Jessica Jones – This Isn’t Your Child’s Marvel Universe (spoiler-free review)

Jessica while she was under the influence of Kilgrave
Jessica while she was under the influence of Kilgrave

Jessica Jones on Netflix is the dark corner of the Marvel Universe.  Iron Man, Captain America, Thor, and The Avengers are the shining stars of all of Marvel-dom, but that light has to cast shadows somewhere and those shadows land squarely on this new show.  With its DNA firmly rooted in the comic book history it comes from, it is rougher, edgier, and more violent than any other Marvel offering on the big or small screen.  Jessica, like her comic book counterpart, was at one time a superhero who gave it up after being assaulted by a man known as Kilgrave.  “Assaulted” is putting it mildly as she was abused sexually over a long period of time while being held against her will.  Kilgrave has mysterious mind control powers that he uses to make people do whatever they want.  What makes his power so frightening is that he can potentially and suddenly take control of anyone, so on top of being traumatized by the man, Jessica has to worry about being close to anyone as they could suddenly be an enemy or worse yet, be forced to hurt themselves.  We find out in the first episode that Jessica was able to escape Kilgrave’s control, but that somehow he is still alive and has come back to terrorize her again.  What his ultimate goals are and how Jessica deals with him are the central thread from episode to episode.
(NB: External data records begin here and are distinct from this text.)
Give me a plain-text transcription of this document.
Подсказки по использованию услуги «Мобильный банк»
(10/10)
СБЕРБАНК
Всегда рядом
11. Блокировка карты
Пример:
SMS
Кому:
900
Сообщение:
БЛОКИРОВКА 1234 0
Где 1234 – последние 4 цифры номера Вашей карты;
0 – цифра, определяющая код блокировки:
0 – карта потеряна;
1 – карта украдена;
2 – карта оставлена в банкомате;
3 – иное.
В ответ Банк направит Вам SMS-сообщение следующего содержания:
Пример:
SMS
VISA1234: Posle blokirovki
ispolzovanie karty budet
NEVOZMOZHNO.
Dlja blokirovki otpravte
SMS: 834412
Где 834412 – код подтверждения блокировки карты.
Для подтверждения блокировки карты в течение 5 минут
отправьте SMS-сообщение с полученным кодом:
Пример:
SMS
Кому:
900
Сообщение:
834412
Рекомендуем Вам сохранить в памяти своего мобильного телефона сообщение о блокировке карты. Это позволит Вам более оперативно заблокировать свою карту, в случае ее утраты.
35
Jessica Jones talking to a client
Jessica Jones talking to her client Hope in the prison hospital

Krysten Ritter does a great job of coming across as the gritty Jessica Jones.  She’s tough, feisty, and able.  She can throw people across the room, lift a car with her bare hands, and fly.  And she makes it seem believable.  Mike Colton is equally convincing as the (literally) tough as steel Luke Cage.  And Carrie-Ann Moss does an amazing take on lawyer, sometimes friend, and sometimes employer Jerri Hogarth who at times gives Jessica jobs to help out Jerri’s firm.  In the comics, Jerri is a guy, so it was interesting that they took this direction with the character, but the way Carrie-Ann plays the character has much more depth and breadth.  And Wil Traval plays NYPD officer Will Simpson.  He plays a great counterbalance for Jessica and challenges her concept of the world. The interplay between them is fun to watch.
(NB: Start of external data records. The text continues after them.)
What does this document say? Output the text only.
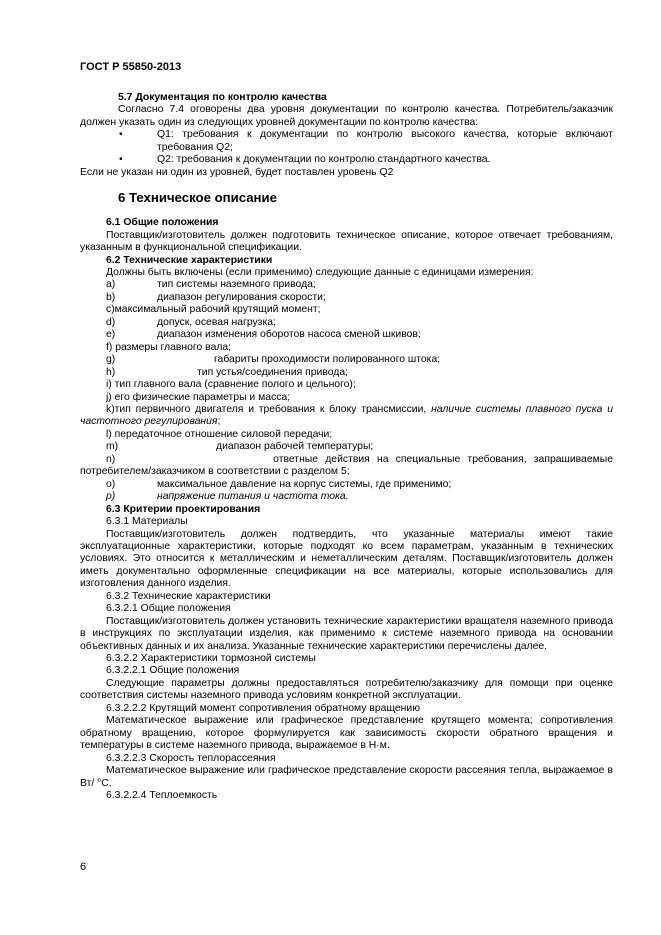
ГОСТ Р 55850-2013

5.7 Документация по контролю качества

Согласно 7.4 оговорены два уровня документации по контролю качества. Потребитель/заказчик должен указать один из следующих уровней документации по контролю качества:

•	Q1: требования к документации по контролю высокого качества, которые включают требования Q2;
•	Q2: требования к документации по контролю стандартного качества.

Если не указан ни один из уровней, будет поставлен уровень Q2

6 Техническое описание

6.1 Общие положения

Поставщик/изготовитель должен подготовить техническое описание, которое отвечает требованиям, указанным в функциональной спецификации.

6.2 Технические характеристики

Должны быть включены (если применимо) следующие данные с единицами измерения:

a)	тип системы наземного привода;
b)	диапазон регулирования скорости;

c)максимальный рабочий крутящий момент;

d)	допуск, осевая нагрузка;
e)	диапазон изменения оборотов насоса сменой шкивов;

f) размеры главного вала;

g)	габариты проходимости полированного штока;
h)	тип устья/соединения привода;

i) тип главного вала (сравнение полого и цельного);

j) его физические параметры и масса;

k)тип первичного двигателя и требования к блоку трансмиссии, наличие системы плавного пуска и частотного регулирования;

l) передаточное отношение силовой передачи;

m)	диапазон рабочей температуры;

n)                      ответные действия на специальные требования, запрашиваемые

потребителем/заказчиком в соответствии с разделом 5;

o)	максимальное давление на корпус системы, где применимо;
p)	напряжение питания и частота тока.

6.3 Критерии проектирования

6.3.1 Материалы

Поставщик/изготовитель должен подтвердить, что указанные материалы имеют такие эксплуатационные характеристики, которые подходят ко всем параметрам, указанным в технических условиях. Это относится к металлическим и неметаллическим деталям. Поставщик/изготовитель должен иметь документально оформленные спецификации на все материалы, которые использовались для изготовления данного изделия.

6.3.2 Технические характеристики

6.3.2.1 Общие положения

Поставщик/изготовитель должен установить технические характеристики вращателя наземного привода в инструкциях по эксплуатации изделия, как применимо к системе наземного привода на основании объективных данных и их анализа. Указанные технические характеристики перечислены далее.

6.3.2.2 Характеристики тормозной системы

6.3.2.2.1 Общие положения

Следующие параметры должны предоставляться потребителю/заказчику для помощи при оценке соответствия системы наземного привода условиям конкретной эксплуатации.

6.3.2.2.2 Крутящий момент сопротивления обратному вращению

Математическое выражение или графическое представление крутящего момента; сопротивления обратному вращению, которое формулируется как зависимость скорости обратного вращения и температуры в системе наземного привода, выражаемое в Н·м.

6.3.2.2.3 Скорость теплорассеяния

Математическое выражение или графическое представление скорости рассеяния тепла, выражаемое в Вт/ °С.

6.3.2.2.4 Теплоемкость

6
Following a lead on Kilgrave's activities
Following a lead on Kilgrave’s activities

What makes Jessica Jones such an interesting show is the character development you don’t get in a 2-hour movie.  It’s also a show that dives into tough concepts fearlessly – sexual assault, trauma, its aftermath, being a powerless victim, friendship, trust, honesty.  The list goes on and on, but they are approached in interesting and dynamic ways.  All the while, it stays true to the basics of the comic.  Some liberties are taken – but for the better.  In the comics, Kilgrave (known as Killgrave) is also called the Purple Man since his skin has purple tones.  In the show, Kilgrave tends to wear purple as a prevalent color in his outfits, but is himself not purple.  Jessica’s brief stint as a superhero is alluded to in the show, but not at all focused on (an appearance of her “Jewel” costume is even shown).  Jessica’s only friend, Trish Walker, is actually AKA Patty Walker – who Marvel Comics readers know as the hero Hellcat.  However, at the beginning of the show, there is no reference to her actually being the Marvel superheroine (although many people keep making references to her “red hair” which Hellcat has in the comics but which Patsy does not in the show).
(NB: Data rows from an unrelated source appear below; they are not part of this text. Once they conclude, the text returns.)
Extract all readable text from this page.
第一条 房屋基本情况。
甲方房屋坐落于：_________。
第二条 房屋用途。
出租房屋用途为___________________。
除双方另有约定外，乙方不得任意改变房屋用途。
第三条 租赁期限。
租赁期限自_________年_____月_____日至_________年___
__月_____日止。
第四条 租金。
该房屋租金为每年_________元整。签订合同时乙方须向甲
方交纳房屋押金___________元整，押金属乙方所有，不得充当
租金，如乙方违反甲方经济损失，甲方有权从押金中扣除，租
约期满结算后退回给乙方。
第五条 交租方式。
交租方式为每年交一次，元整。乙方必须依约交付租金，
Patsy showing Jessica the costume she had for her superhero days. A real life replica of her Jewel outfit
Patsy showing Jessica the costume she had for her superhero days. A real life replica of her Jewel outfit

Side Note: I found it interesting that Patsy Walker was the title (and star) of one of the romance comics published by then Timely Comics which became Marvel Comics.  Patsy crossed over into the Marvel Universe in an appearance as herself early in Fantastic Four history and only later developed her role as a superhero.

For those of you who enjoyed Daredevil on Netflix, this is right up your alley.  If at all possible, this show is even more grim and gritty and more sexual than Daredevil but the writing is solid, the plot is intriguing, and seeing how all of this unfolds into the greater Marvel Cinematic Universe is fun (throughout the show, they make references to other Marvel events like the Battle of New York). This is one show that is certainly NOT for kids!  For good family fare, stick to Ant-ManGuardians of the Galaxy, and the Avengers.  But if you’re in the mood for a dark, intriguing super-hero show, this one will certainly fit the bill.